Hume-Fogg student, Karissa Wheeler, recalls Mitchell’s height (6’2”), contagious smile and laughter and the impact of an introduction exercise during the first days of a theater class: “Mitchell stepped up to the front of our classroom. He was confident in an unusually humble way [and] immediately began sharing with the class his passion for hockey.”
“Mitchell was always interested in hockey, even before he began to play,” says his mom, Tara Mielnik. The family moved to Nashville in 2000. Mitchell’s dad, Mike, worked for Gaylord Entertainment, and the family began attending Predator games. “Even at a very young age, you could ask Mitchell a number and he could tell you which Predator wore that number,” she remarked.
By age seven, he was participating in inline/roller hockey and taking ice skating lessons at Centennial Sportsplex. Four seasons of hockey at the Sportsplex led to an invitation to play for the A-Game Storm in Cool Springs and later to opportunities to play for the Jr. Preds and the Hume-Fogg hockey teams at the new Ford Ice Center. “He especially loved telling people that his Jr. Preds team held the first ever team practice on Ford Ice,” says Tara.
He and his teammate and best friend, Kyle Bartels, were named High School All Stars during his sophomore year, and his Jr. Preds team represented Tennessee in the USA Hockey National Championships in 2013-14 and again in 2014-15. A hip injury prevented him from participating in the Southeastern Conference hockey skate, where he had been invited to play in front of hockey coaches from all SEC colleges.

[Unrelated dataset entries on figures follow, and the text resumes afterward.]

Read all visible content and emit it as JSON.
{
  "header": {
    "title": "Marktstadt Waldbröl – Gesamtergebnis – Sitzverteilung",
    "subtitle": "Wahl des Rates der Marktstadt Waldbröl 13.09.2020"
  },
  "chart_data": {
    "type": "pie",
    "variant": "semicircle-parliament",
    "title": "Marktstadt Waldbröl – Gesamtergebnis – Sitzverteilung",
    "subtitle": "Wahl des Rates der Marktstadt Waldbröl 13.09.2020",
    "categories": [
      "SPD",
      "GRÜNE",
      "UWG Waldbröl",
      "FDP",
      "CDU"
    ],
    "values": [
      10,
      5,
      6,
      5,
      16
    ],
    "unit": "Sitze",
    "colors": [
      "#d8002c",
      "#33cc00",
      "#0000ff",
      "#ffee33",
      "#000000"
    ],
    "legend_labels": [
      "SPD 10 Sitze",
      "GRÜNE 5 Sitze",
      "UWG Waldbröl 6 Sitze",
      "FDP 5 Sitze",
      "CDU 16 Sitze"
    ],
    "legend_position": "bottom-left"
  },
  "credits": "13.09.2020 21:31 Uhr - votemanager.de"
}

Mitchell balanced the physical activity of sports with interests in travel to historic sites, reading, theater and social studies.
He was an enthusiastic participant in National History Day competitions. As a 6th grader, his project on the Parthenon placed second in the State, and he traveled to Washington, DC and the University of Maryland for the national competition. He also advanced from district to the state competition in 7th, 8th and 9th grades. In 2014, he and project partner, Noah Rutherford, placed third for their performance about John Muir and Theodore Roosevelt.
His love of history led to three internships at the Parthenon while a middle school student at John Early Museum Magnet, resulting in the creation and development of three exciting educational tools that are still in use, including a popular family activity sheet, The Quest for the Pearl, based on the Percy Jackson movie. As a result of his creativity and professionalism as an intern, he was named the Parthenon Student of the Year as a 7th grader. In the future, that award will be presented annually as The Mitchell Mielnik Award for the Parthenon Student of the Year.
Throughout his illness, Mitchell managed to unite people around the world and across religions (Christian, Jewish, Muslim, Hindu and Baha’i) for three weeks in faith, prayer and concern for one life. Whether through the memories of teammates and school friends, his gift of museum educational materials that both teach and delight or the award that will bear his name, Mitchell continues to impact the world. One life touches so many others, and his joy of living, his devotion to doing his best – whether on the ice, creating projects that brought history to life, or rising to a level of professionalism for an internship – shows us all that quality of life is not in length of days, but in truly living our moments.